Reader matter:
i am writing on the part of my friend Sab, that is in a long-distance commitment. We have been really supporting together and the relationship is very important to united states.
The girl he is internet anonymous chat rooms dating demands that this relationship has ended. I am very concerned with her intentions. My good friend is during his seventies and is also susceptible. I do want to spare him from any future problems.

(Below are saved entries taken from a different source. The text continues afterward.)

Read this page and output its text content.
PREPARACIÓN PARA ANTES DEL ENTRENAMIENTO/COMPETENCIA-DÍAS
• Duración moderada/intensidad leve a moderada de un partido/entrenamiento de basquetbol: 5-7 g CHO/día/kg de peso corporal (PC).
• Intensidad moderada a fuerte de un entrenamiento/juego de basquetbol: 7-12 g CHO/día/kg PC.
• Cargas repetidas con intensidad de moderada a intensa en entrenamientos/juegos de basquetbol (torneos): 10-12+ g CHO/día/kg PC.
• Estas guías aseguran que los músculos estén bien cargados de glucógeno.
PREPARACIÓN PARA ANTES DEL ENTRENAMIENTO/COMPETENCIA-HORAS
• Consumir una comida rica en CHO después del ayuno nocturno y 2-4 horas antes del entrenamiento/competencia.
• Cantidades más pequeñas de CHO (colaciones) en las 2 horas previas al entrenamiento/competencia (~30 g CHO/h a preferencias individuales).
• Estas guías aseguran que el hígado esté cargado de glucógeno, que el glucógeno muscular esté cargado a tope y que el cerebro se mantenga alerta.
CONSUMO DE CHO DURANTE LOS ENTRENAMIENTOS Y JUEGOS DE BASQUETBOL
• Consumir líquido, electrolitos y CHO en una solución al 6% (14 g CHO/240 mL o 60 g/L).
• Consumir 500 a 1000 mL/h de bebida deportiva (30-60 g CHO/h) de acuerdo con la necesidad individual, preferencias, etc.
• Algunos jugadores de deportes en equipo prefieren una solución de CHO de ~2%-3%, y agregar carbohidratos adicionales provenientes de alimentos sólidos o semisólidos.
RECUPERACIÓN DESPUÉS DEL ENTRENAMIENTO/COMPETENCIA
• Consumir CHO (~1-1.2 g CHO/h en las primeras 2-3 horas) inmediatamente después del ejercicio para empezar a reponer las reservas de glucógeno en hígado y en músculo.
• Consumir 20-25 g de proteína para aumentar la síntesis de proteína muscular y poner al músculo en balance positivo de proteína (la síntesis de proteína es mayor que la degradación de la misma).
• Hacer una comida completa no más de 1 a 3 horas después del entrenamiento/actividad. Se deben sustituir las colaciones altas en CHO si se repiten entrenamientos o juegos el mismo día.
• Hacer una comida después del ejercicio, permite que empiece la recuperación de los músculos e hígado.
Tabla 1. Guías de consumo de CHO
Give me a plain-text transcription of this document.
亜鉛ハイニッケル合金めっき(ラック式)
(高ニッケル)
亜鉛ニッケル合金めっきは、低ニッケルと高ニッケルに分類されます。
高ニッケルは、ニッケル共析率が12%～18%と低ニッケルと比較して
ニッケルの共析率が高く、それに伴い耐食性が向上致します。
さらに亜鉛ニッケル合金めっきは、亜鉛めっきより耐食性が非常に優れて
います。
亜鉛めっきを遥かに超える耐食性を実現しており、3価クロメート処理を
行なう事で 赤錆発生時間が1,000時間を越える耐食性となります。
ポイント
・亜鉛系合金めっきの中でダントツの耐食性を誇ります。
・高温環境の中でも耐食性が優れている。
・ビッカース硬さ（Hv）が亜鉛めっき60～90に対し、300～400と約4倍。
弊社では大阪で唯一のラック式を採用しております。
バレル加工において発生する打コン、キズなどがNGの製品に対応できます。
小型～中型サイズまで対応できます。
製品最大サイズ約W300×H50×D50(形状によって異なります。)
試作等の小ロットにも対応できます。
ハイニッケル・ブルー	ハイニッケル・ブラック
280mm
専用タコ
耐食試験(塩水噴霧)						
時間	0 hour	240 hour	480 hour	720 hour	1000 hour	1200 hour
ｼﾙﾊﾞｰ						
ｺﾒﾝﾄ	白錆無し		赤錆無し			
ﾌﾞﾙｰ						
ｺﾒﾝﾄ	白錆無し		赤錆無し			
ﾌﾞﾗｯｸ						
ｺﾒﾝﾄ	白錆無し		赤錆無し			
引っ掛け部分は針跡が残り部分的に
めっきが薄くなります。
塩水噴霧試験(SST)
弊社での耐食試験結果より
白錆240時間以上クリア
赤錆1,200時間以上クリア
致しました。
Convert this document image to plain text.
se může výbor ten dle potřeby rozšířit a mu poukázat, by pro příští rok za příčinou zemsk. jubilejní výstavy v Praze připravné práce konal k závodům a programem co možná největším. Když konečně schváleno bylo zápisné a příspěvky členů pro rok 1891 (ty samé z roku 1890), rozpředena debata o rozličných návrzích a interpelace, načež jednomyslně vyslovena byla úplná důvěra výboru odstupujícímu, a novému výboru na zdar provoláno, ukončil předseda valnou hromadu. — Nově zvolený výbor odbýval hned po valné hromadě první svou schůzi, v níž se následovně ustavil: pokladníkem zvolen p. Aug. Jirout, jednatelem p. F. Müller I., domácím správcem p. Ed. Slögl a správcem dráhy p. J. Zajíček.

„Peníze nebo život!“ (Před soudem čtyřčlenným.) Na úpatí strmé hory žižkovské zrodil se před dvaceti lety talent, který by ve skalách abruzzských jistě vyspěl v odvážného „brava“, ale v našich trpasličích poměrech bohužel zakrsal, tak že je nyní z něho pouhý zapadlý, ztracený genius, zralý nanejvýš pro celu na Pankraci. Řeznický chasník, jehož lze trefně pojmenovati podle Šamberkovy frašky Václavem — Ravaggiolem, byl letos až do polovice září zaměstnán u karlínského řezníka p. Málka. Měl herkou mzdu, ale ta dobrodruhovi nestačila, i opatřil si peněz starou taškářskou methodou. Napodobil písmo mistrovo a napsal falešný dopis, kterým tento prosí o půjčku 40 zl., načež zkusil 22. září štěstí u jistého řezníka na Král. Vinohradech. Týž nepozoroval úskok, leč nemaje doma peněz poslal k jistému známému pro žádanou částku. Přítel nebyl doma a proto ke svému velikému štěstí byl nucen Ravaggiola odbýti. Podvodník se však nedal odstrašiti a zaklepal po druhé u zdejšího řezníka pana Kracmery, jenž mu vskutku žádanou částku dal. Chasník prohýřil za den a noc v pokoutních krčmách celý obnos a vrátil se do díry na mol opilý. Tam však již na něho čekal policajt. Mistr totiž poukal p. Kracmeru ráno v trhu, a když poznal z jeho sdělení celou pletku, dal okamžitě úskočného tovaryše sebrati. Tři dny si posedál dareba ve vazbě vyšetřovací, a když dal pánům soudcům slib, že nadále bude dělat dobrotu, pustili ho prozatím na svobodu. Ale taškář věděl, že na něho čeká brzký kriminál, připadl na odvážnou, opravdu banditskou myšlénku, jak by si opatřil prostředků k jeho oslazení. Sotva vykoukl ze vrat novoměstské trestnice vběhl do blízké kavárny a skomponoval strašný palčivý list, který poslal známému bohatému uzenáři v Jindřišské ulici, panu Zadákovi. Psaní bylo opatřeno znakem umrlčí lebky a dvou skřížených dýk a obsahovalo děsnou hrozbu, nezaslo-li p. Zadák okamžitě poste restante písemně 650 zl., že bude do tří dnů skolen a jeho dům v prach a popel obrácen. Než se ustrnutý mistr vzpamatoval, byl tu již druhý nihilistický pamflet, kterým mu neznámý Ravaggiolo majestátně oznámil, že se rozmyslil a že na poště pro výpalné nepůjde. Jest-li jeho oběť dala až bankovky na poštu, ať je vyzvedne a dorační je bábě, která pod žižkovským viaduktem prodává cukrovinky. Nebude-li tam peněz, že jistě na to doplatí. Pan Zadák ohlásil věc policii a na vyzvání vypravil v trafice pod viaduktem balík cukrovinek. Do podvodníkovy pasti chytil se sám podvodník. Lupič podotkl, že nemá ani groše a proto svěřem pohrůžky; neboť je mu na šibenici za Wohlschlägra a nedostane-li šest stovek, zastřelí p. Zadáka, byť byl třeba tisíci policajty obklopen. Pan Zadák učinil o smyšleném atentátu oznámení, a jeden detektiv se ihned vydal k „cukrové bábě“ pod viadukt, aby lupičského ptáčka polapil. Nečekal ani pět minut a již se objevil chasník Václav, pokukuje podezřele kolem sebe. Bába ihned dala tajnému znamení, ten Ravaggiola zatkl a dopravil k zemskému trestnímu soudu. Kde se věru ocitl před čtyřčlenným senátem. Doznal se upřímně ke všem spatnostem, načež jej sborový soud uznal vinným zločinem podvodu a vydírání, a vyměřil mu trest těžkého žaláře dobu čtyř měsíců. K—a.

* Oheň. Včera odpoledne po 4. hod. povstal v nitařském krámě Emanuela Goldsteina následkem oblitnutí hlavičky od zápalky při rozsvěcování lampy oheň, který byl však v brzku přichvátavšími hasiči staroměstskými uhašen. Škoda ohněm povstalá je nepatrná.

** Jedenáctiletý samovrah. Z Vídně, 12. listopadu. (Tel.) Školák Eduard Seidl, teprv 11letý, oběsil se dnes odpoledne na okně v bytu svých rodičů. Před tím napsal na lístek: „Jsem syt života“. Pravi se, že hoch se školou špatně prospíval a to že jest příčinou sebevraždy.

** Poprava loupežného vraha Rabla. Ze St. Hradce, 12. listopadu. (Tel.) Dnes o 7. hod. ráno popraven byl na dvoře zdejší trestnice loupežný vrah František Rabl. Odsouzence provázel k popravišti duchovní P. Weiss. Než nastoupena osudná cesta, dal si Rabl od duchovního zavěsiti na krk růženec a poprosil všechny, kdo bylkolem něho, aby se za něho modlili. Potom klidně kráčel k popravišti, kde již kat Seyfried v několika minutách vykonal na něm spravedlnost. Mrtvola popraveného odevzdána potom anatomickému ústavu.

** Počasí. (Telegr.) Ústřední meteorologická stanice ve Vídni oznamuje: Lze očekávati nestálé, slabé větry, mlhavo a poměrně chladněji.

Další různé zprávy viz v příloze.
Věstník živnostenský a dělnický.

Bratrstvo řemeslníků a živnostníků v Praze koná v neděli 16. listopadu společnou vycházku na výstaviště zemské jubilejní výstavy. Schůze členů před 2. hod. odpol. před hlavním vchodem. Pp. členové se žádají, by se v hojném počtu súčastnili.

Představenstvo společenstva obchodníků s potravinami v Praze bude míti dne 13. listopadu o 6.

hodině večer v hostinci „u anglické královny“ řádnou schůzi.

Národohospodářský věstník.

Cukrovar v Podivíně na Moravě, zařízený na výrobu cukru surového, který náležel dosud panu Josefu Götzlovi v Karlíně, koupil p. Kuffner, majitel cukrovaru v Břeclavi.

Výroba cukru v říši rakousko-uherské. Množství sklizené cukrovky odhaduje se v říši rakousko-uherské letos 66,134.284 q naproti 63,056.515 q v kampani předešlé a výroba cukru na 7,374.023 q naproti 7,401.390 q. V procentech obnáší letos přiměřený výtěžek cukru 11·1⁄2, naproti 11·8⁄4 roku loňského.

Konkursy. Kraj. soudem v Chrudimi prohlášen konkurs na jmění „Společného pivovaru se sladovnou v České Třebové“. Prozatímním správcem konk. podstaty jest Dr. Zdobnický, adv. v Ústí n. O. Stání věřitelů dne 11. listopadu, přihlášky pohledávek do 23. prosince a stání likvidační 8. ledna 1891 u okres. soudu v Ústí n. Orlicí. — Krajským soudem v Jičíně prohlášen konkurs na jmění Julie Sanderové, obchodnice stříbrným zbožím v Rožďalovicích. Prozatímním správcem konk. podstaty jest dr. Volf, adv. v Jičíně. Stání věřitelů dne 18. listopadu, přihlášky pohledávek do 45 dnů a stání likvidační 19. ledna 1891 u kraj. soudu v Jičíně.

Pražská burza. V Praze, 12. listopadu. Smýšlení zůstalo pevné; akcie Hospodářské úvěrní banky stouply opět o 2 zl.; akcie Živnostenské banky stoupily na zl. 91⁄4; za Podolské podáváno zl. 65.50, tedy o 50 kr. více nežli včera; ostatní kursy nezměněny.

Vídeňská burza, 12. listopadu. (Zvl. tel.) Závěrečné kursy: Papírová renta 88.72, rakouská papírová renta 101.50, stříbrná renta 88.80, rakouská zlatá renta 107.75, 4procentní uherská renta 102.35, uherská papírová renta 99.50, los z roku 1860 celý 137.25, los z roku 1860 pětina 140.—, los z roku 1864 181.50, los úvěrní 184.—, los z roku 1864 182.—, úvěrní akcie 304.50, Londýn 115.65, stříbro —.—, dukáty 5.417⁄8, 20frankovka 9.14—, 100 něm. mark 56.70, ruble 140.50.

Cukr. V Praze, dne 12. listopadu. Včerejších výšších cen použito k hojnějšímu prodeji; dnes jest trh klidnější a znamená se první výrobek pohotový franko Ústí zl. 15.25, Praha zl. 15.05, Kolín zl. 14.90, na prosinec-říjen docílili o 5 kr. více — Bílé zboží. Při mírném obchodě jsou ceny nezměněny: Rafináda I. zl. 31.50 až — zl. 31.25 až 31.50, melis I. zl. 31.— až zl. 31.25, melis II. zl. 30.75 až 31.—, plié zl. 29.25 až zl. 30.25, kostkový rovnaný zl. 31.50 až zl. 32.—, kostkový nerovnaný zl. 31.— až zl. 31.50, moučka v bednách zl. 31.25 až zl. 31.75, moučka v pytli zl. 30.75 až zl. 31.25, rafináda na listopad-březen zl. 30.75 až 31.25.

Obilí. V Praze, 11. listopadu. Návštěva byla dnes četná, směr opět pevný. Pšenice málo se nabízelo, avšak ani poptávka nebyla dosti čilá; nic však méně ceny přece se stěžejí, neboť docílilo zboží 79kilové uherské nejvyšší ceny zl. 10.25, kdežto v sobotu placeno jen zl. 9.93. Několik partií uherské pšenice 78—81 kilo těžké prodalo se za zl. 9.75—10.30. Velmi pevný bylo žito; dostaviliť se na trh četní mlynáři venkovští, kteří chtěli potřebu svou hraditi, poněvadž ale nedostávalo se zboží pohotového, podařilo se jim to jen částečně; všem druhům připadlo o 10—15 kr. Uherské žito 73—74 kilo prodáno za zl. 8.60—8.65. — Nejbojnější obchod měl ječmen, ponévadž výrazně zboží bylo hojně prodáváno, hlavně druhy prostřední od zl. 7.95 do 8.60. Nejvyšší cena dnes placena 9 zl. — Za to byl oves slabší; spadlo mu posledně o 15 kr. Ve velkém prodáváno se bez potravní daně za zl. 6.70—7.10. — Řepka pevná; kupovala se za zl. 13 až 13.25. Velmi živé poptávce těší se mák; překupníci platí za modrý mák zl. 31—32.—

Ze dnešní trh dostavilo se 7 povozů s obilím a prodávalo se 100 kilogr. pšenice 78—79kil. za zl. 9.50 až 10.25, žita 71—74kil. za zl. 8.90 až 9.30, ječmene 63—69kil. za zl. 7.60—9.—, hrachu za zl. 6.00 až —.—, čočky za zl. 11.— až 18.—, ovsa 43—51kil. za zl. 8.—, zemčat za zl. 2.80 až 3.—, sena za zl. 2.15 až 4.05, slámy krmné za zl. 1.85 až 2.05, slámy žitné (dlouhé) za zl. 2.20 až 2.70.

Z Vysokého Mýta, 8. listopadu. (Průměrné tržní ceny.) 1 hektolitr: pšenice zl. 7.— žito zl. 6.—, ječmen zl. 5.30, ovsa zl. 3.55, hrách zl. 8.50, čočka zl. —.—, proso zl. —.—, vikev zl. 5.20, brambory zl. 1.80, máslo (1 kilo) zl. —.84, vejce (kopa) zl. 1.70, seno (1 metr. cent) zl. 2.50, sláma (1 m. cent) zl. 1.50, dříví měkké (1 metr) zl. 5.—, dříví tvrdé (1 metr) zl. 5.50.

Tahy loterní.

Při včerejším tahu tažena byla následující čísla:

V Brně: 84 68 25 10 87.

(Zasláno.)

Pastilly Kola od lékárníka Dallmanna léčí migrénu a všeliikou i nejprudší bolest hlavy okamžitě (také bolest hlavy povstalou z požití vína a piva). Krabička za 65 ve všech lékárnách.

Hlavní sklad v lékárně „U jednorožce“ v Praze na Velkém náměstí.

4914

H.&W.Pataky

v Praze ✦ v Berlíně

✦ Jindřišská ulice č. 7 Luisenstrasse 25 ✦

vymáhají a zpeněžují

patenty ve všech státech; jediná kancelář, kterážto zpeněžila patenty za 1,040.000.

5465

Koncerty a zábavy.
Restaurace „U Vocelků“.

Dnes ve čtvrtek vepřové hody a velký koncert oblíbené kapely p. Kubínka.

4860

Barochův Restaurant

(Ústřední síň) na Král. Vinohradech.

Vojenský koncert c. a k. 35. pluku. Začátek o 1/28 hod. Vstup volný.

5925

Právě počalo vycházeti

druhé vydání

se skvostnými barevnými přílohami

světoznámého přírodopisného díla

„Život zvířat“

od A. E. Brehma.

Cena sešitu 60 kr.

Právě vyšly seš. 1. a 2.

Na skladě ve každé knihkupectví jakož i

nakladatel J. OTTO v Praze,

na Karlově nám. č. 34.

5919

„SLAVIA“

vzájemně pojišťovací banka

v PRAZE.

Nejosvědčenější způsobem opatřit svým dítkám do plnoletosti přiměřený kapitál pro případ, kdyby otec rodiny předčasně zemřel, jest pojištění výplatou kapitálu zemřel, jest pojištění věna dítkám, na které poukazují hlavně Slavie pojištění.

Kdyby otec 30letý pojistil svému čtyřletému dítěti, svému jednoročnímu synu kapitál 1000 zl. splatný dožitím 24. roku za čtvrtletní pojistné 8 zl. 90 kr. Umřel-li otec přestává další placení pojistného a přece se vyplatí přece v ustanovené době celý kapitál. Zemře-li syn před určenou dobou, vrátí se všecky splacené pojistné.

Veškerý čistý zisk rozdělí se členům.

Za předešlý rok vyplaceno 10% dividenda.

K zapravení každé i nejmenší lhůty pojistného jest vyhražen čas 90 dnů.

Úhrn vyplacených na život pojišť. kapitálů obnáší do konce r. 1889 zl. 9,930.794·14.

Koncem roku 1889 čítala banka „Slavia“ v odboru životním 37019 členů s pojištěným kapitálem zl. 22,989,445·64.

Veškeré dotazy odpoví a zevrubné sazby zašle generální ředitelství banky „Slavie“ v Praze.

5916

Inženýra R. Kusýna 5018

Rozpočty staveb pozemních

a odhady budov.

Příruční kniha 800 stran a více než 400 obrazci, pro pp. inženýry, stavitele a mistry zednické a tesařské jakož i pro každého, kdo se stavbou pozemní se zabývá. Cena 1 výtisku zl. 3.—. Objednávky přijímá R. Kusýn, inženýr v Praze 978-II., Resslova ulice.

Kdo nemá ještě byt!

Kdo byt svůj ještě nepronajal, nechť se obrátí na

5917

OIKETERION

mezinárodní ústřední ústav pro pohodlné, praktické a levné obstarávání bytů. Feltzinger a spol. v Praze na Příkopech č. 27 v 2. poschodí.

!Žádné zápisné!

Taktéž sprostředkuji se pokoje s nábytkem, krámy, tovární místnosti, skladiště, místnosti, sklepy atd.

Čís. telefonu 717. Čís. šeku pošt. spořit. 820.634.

Why does she desire such getting us from Sab’s existence?
-Joanna (Nj)
Dr. Wendy Walsh’s Answer:
Dear Joanna,
Clearly his sweetheart feels threatened by your friendship with her man. Long-distance relationships tend to be specially fragile because in essence these include part-time responsibilities which will create permanency or perhaps not.
My advice will be engage the girl in a relationship to you so she can view you have clear limits. The very next time she’s in the city, host the two of them for lunch. Perhaps invite another male pal so she can see you have some other male friends also.
The one and only thing that makes a warning sign increase for my situation is the fact you probably didn’t tell me regarding your real emotions for her man.
When you have strong emotions for him and are also waiting in the wings, In my opinion its your own honest duty to excuse your self from friendship.
And when he’s feelings for your needs, except that platonic friendship, he then is likely to be giving their unconscious signals about those emotions.
It is best to sort out all the feelings here so you can sound right of this triangle.